LBeaudoux / tatoebatools

A library for fetching and reading Tatoeba's weekly exports
MIT License
20 stars 4 forks source link

No audio_id attribute for SentenceWithAudioObject #9

Closed jshamble closed 2 years ago

jshamble commented 2 years ago

Hi @LBeaudoux,

Taking a Look at https://tatoeba.org/en/downloads in "sentences_with_audio", there is an audio_id attribute, which is essential for downloading the audio files associated with each sentence.

Sentence id [tab] Audio id [tab] Username [tab] License [tab] Attribution URL

However, checking the SentenceWithAudio object in tateobatools https://github.com/LBeaudoux/tatoebatools/blob/master/tatoebatools/sentences_with_audio.py The attribute audio_id doesn't seem to be present.

Would you mind the audio_id attribute to the file above (add a param in the constructor, and add a function just like the other fields) making sure it is fetched correctly/testing to see if it gets the correct audio_id?

LBeaudoux commented 2 years ago

Hi @jshamble,

Thanks for pointing out this bug. The data file dedicated to audios has indeed been modified recently. I plan to make the necessary changes in tatoebatools as soon as possible.

LBeaudoux commented 2 years ago

Note that this issue is related to https://github.com/Tatoeba/tatoeba2/pull/2957

LBeaudoux commented 2 years ago

@jshamble The audio ID attribute should be available in the new v0.2.1 of tatoebatools. Do you confirm?

jshamble commented 2 years ago

@LBeaudoux Yes, I just tested it and it's working great. Many thanks for the quick work on this one!

jshamble commented 2 years ago

@LBeaudoux

It seems like trying to access the audio id using the sentence id is unusable (really slow speed, it's been a few hours since running the code below), this happens when iterating using the parallel corpus using the sentence_id as a key, I'm assuming it's due to it being O(n^2) due to a nested for loop. Here's some sample python code below using German, a language with a lot of audio samples (assuming tatoebatools is imported):


lang = "deu"
audioSentences = tatoeba.sentences_with_audio(lang)
for sentence, translation in ParallelCorpus("eng", lang):
     audioIdArray = [sentenceWithAudio.audio_id for sentenceWithAudio in audioSentences if sentenceWithAudio.sentence_id == translation.sentence_id]

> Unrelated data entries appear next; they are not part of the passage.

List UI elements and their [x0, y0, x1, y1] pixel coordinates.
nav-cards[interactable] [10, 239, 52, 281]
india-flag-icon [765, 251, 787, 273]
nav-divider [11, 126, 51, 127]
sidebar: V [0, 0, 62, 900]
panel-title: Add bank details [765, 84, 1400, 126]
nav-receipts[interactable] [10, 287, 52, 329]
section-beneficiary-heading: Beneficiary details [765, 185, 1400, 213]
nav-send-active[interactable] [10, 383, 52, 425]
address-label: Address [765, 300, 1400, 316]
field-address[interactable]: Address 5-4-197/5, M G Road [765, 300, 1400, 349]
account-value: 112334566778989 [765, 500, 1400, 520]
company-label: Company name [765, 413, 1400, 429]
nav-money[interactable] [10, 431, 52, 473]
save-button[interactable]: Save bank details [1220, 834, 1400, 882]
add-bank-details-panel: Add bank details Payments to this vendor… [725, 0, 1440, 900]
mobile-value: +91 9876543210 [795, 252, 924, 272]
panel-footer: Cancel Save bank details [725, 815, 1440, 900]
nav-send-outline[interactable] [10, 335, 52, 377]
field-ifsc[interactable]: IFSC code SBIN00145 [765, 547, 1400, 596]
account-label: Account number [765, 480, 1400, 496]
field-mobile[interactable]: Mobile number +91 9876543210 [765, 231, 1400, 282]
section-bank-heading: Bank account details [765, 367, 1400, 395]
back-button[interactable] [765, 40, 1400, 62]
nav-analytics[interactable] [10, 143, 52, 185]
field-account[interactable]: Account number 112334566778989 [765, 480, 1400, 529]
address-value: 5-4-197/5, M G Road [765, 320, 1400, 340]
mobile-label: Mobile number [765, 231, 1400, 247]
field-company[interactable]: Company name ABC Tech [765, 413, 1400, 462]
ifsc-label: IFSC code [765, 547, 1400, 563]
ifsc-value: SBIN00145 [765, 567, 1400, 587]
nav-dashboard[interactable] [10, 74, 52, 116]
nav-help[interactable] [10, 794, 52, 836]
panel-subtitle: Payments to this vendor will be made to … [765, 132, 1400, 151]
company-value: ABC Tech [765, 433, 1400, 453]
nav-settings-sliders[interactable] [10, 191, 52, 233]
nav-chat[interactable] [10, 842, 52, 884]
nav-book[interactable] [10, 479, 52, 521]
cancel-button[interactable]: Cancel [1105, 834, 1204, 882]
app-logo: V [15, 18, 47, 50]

I can think of two possible solutions, but would like to hear your ideas/possibly modify tatoebatools to support this operation more easily.

audioIdArray = [sentenceWithAudio.audio_id for sentenceWithAudio in audioSentences if sentenceWithAudio.sentence_id == translation.sentence_id]

LBeaudoux commented 2 years ago

is there any way to get O(1) access similar to a hashmap?

Maybe you could try:

from collections import defaultdict
from tatoebatools import tatoeba, ParallelCorpus

lang = "deu"

lang_audios = defaultdict(list)
for audio in tatoeba.sentences_with_audio(lang):
    lang_audios[audio.sentence_id].append(audio.audio_id)

for sentence, translation in ParallelCorpus("eng", lang):
    audioIdArray = lang_audios.get(translation.sentence_id, [])
jshamble commented 2 years ago

Yeah that works. This would probably be useful to add to the README (i.e. using Parallel Corpus with other tables efficiently)

LBeaudoux commented 2 years ago

I added an example with audios to the README.